La Audiencia recibirá un informe de los nexos terroristas del anarquismo del 22-M

Un radical intenta agredir con una barra a un agente de Policía el pasado 22-M
Un radical intenta agredir con una barra a un agente de Policía el pasado 22-M

Expertos policiales ultiman en estos días el informe que elevarán a la Audiencia Nacional sobre la actividad de los grupos anarquistas en España y su nivel de organización y coordinación.

Por los datos de que se dispone, sus actuaciones podrían ser catalogadas dentro de los delitos terroristas, cuya investigación y enjuiciamiento corresponden a dicho tribunal, según han informado a LA RAZÓN fuentes conocedoras del asunto.

El informe fue solicitado por la Fiscalía de la Audiencia Nacional y los expertos tratan de recopilar todos los datos posibles, en función de las últimas investigaciones y hechos ocurridos en nuestro país, como los graves acontecimientos acaecidos el 22-M.

Se trata de demostrar que los individuos pertenecientes a los grupos anarquistas no actúan de manera espontánea, sino que responden a las órdenes y consignas propias de movimientos organizados.

Coordinación

De hecho, los expertos han constatado una coordinación entre los distintos grupos anarquistas, que tuvo su mayor expresión en los citados incidentes del 22-M.

La investigación sobre los autores de los actos de terrorismo callejero que ocurrieron entonces no ha terminado aún, porque el citado informe está a la espera de los datos que se puedan obtener a nivel policial en las próximas semanas y que, por razones operativas, no se pueden revelar.

La citada coordinación se realiza por medio de contactos personales y a través de las redes sociales, pero no de una forma abierta, sino con claves para evitar ser detectados por las Fuerzas de Seguridad.

La organización está bastante asentada en Galicia, Andalucía, Cataluña, País Vasco (en menor medida) y en las provincias castellano-leonesas de Burgos, Salamanca y Valladolid.

Esta organización interna se puso de manifiesto, de manera «brutal y específica», durante los incidentes del 22-M, hasta el punto de que algunos de los anarquistas que residen habitualmente en Madrid, al ver el «nivel» que presentaban sus compañeros de otras comunidades autónomas y la finalidad de atacar a los miembros de las Fuerzas de Seguridad, decidieron mantenerse en un segundo plano ante lo que se suponía que iba a ocurrir, y ocurrió. Otros se sumaron a las algaradas sin dudarlo, como lo demuestra que muchos de los detenidos residían en la capital de España o en localidades de la Comunidad. Es una habilidad más de los que están al frente de la coordinación de los grupos anarquistas, que procuran que sean otros los arrestados.

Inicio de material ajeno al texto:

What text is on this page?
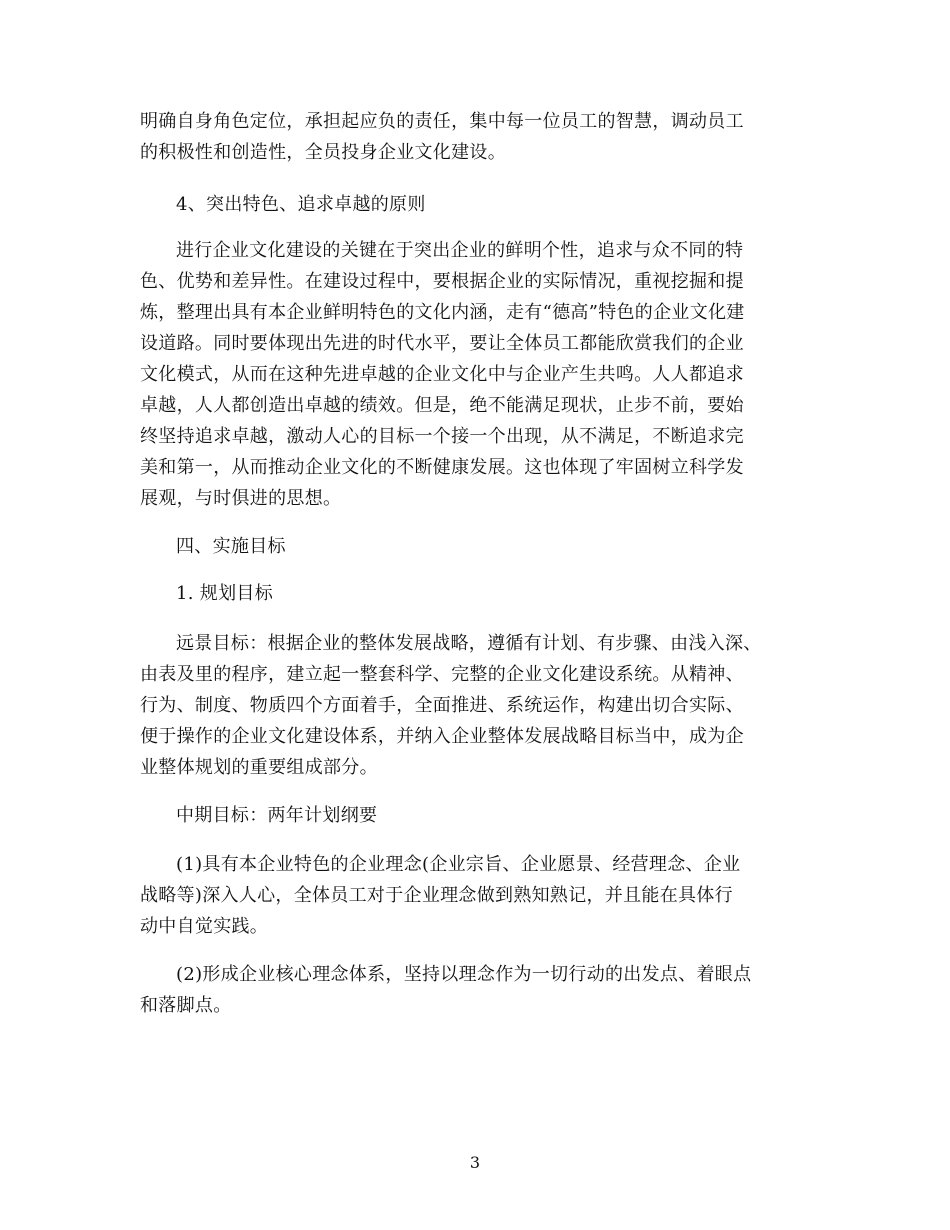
明确自身角色定位，承担起应负的责任，集中每一位员工的智慧，调动员工
的积极性和创造性，全员投身企业文化建设。
4、突出特色、追求卓越的原则
进行企业文化建设的关键在于突出企业的鲜明个性，追求与众不同的特
色、优势和差异性。在建设过程中，要根据企业的实际情况，重视挖掘和提
炼，整理出具有本企业鲜明特色的文化内涵，走有“德高”特色的企业文化建
设道路。同时要体现出先进的时代水平，要让全体员工都能欣赏我们的企业
文化模式，从而在这种先进卓越的企业文化中与企业产生共鸣。人人都追求
卓越，人人都创造出卓越的绩效。但是，绝不能满足现状，止步不前，要始
终坚持追求卓越，激动人心的目标一个接一个出现，从不满足，不断追求完
美和第一，从而推动企业文化的不断健康发展。这也体现了牢固树立科学发
展观，与时俱进的思想。
四、实施目标
1. 规划目标
远景目标：根据企业的整体发展战略，遵循有计划、有步骤、由浅入深、
由表及里的程序，建立起一整套科学、完整的企业文化建设系统。从精神、
行为、制度、物质四个方面着手，全面推进、系统运作，构建出切合实际、
便于操作的企业文化建设体系，并纳入企业整体发展战略目标当中，成为企
业整体规划的重要组成部分。
中期目标：两年计划纲要
(1)具有本企业特色的企业理念(企业宗旨、企业愿景、经营理念、企业
战略等)深入人心，全体员工对于企业理念做到熟知熟记，并且能在具体行
动中自觉实践。
(2)形成企业核心理念体系，坚持以理念作为一切行动的出发点、着眼点
和落脚点。
3
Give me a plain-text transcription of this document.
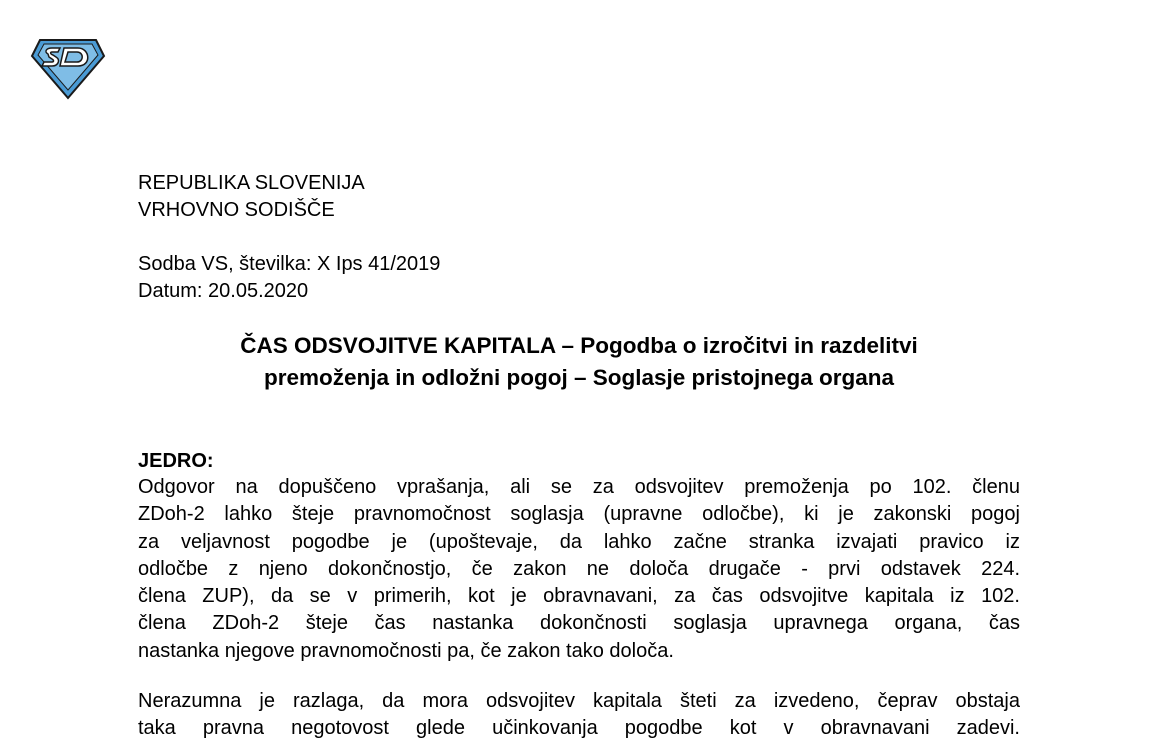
REPUBLIKA SLOVENIJA
VRHOVNO SODIŠČE
Sodba VS, številka: X Ips 41/2019
Datum: 20.05.2020
ČAS ODSVOJITVE KAPITALA – Pogodba o izročitvi in razdelitvi
premoženja in odložni pogoj – Soglasje pristojnega organa
JEDRO:
Odgovor na dopuščeno vprašanja, ali se za odsvojitev premoženja po 102. členu
ZDoh-2 lahko šteje pravnomočnost soglasja (upravne odločbe), ki je zakonski pogoj
za veljavnost pogodbe je (upoštevaje, da lahko začne stranka izvajati pravico iz
odločbe z njeno dokončnostjo, če zakon ne določa drugače - prvi odstavek 224.
člena ZUP), da se v primerih, kot je obravnavani, za čas odsvojitve kapitala iz 102.
člena ZDoh-2 šteje čas nastanka dokončnosti soglasja upravnega organa, čas
nastanka njegove pravnomočnosti pa, če zakon tako določa.
Nerazumna je razlaga, da mora odsvojitev kapitala šteti za izvedeno, čeprav obstaja
taka pravna negotovost glede učinkovanja pogodbe kot v obravnavani zadevi.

Según han informado las citadas fuentes, estos grupos anarquistas reúnen todas las características para que los presuntos delitos que cometen sean juzgados por la Audiencia Nacional, ya que se trata de células que actúan en cooperación y connivencia con los fines de bandas terroristas.

Jerarquía

Tal y como adelantó este periódico, las células ácratas, a pesar de no tener una jerarquía y organización formal, disponen de una estructura horizontal de control y distribución de actividades. De hecho, los líderes son una referencia ideológica para el resto del grupo (en algunos casos, existe la figura del líder circunstancial o temporal). En su estrategia, ocupa un lugar preponderante el enfrentamiento con los cuerpos policiales, con ocasión de la celebración de eventos en los que participa un gran número de ciudadanos.

El peligro de las personas que militan en el anarquismo radical es que, en cualquier momento, pueden pasar a lo que llaman «la insurrección», cuya finalidad es la suplantación o el derrocamiento del poder establecido, a través del uso de la violencia contra las instituciones o el sistema democrático. Se basan en que la acción es más efectiva que la palabra.

Llegan a justificar cualquier forma de violencia, incluso el asesinato. Las imágenes del 22-M son una prueba de ello.